Find the least degree Polynomial with Integer Coefficients whose one of the roots is $ \cos(12^{\circ})$
My Try: we know that $$\cos(5x)=\cos^5x-10\cos^3x\sin^2x+5\cos x\sin^4x$$ Putting $x=12^{\circ}$ and Converting $\sin$ to $\cos$ we have
$$\frac{1}{2}=x^5-10x^3(1-x^2)+5x(1-2x^2+x^4)$$ $\implies$
$$32x^5-40x^3+10x-1=0$$
Is this the Least degree? Please let me know.

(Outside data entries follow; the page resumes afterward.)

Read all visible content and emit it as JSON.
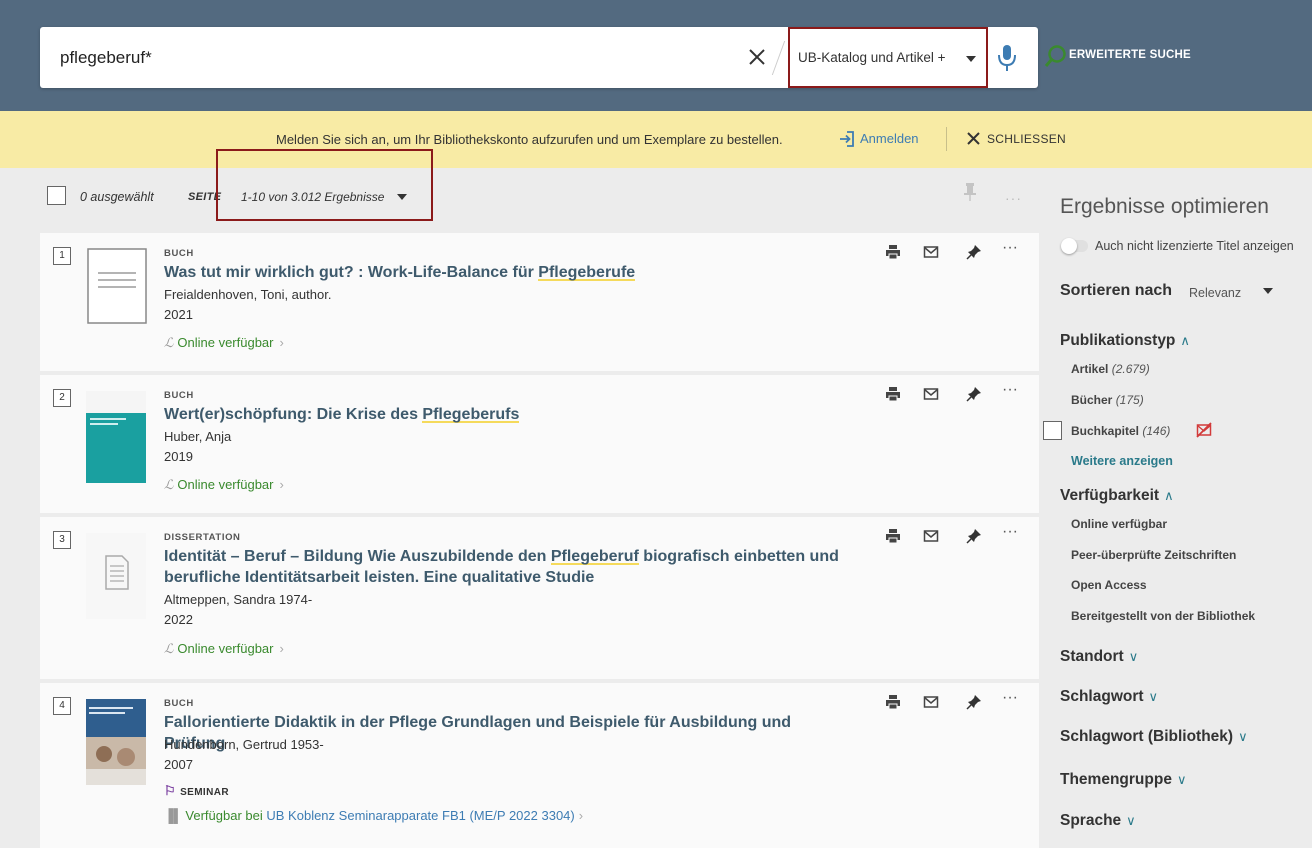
{
  "search": {
    "query": "pflegeberuf*",
    "scope": "UB-Katalog und Artikel +",
    "advanced_label": "ERWEITERTE SUCHE"
  },
  "login_bar": {
    "message": "Melden Sie sich an, um Ihr Bibliothekskonto aufzurufen und um Exemplare zu bestellen.",
    "login_link": "Anmelden",
    "close_label": "SCHLIESSEN"
  },
  "results_toolbar": {
    "selected": "0 ausgewählt",
    "page_label": "SEITE",
    "range": "1-10 von 3.012 Ergebnisse",
    "more": "···"
  },
  "results": [
    {
      "num": "1",
      "type": "BUCH",
      "title_pre": "Was tut mir wirklich gut? : Work-Life-Balance für ",
      "title_hl": "Pflegeberufe",
      "title_post": "",
      "author": "Freialdenhoven, Toni, author.",
      "year": "2021",
      "availability": "Online verfügbar"
    },
    {
      "num": "2",
      "type": "BUCH",
      "title_pre": "Wert(er)schöpfung: Die Krise des ",
      "title_hl": "Pflegeberufs",
      "title_post": "",
      "author": "Huber, Anja",
      "year": "2019",
      "availability": "Online verfügbar"
    },
    {
      "num": "3",
      "type": "DISSERTATION",
      "title_pre": "Identität – Beruf – Bildung Wie Auszubildende den ",
      "title_hl": "Pflegeberuf",
      "title_post": " biografisch einbetten und berufliche Identitätsarbeit leisten. Eine qualitative Studie",
      "author": "Altmeppen, Sandra 1974-",
      "year": "2022",
      "availability": "Online verfügbar"
    },
    {
      "num": "4",
      "type": "BUCH",
      "title_pre": "Fallorientierte Didaktik in der Pflege Grundlagen und Beispiele für Ausbildung und Prüfung",
      "title_hl": "",
      "title_post": "",
      "author": "Hundenborn, Gertrud 1953-",
      "year": "2007",
      "seminar": "SEMINAR",
      "holding_prefix": "Verfügbar bei",
      "holding_library": "UB Koblenz",
      "holding_location": "Seminarapparate FB1 (ME/P 2022 3304)"
    }
  ],
  "result_actions": {
    "more": "···"
  },
  "sidebar": {
    "title": "Ergebnisse optimieren",
    "toggle_label": "Auch nicht lizenzierte Titel anzeigen",
    "sort_label": "Sortieren nach",
    "sort_value": "Relevanz",
    "facets": {
      "publication_type": {
        "label": "Publikationstyp",
        "items": [
          {
            "label": "Artikel",
            "count": "(2.679)"
          },
          {
            "label": "Bücher",
            "count": "(175)"
          },
          {
            "label": "Buchkapitel",
            "count": "(146)"
          }
        ],
        "more_label": "Weitere anzeigen"
      },
      "availability": {
        "label": "Verfügbarkeit",
        "items": [
          "Online verfügbar",
          "Peer-überprüfte Zeitschriften",
          "Open Access",
          "Bereitgestellt von der Bibliothek"
        ]
      },
      "collapsed": [
        "Standort",
        "Schlagwort",
        "Schlagwort (Bibliothek)",
        "Themengruppe",
        "Sprache"
      ]
    }
  },
  "colors": {
    "header_bg": "#536a80",
    "login_bar_bg": "#f8eba5",
    "title_color": "#3e5a6c",
    "available_green": "#3a8a2e",
    "link_blue": "#3d7cb3",
    "highlight_yellow": "#f5da5b",
    "annotation_red": "#8b1a1a"
  }
}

Looking at function $$f(x)=32x^5-40x^3+10x-1$$ by inspection $x=\frac 12$ is a root. So $$f(x)=(2x-1)(16 x^4+8 x^3-16 x^2-8 x+1)$$ Now, you have a quartic which can be solved with radicals and integers.
Without any quartic solving:
Set $y=2x$. The polynomial becomes $$y^5-5y^3+5y-1=(y-1)(y^4+y^3-4y^2-4y+1)$$ As $2\cos\dfrac \pi{15}\neq 1$, it is a root of $\,f(y)=y^4+y^3-4y^2-4y+1$.
Let's show this polynomial is irreducible over $\mathbf Z$. Indeed, it has no integer root (the only possibilities are $1$ and $-1$, none of which is a root). If it were reducible, it would be as the product of two (irreducible) quadratic polynomials, hence it would also be reducible modulo $2$.
However, modulo $2$, we have: $$f(y)=y^4+y^3+1.$$ It has no root in $\mathbf F_2$. Suppose we can write: $$y^4+y^3+1=(y^2+ay+b)(y^2+a'y+b')$$ By identification, we obtain at once $bb'=1$, whence $b=b'=1$ and the system: $$a+a'=1,\quad aa'=0,\quad a+a'=0,$$ which has no solution.
Thus the polynomial $y^4+y^3-4y^2-4y+1$ is irreducible, and the minimal polynomial of $\cos\dfrac \pi{15}$ is: $$16x^4+8x^3-16x^2-8x+1.$$
Hint: You made use of $\cos(5\alpha)=\frac12$ for $\alpha=12^\circ$. What is $\cos(5\alpha)$ for $\alpha=60^\circ$? So what "superfluous" root can we expect your polynomial to have?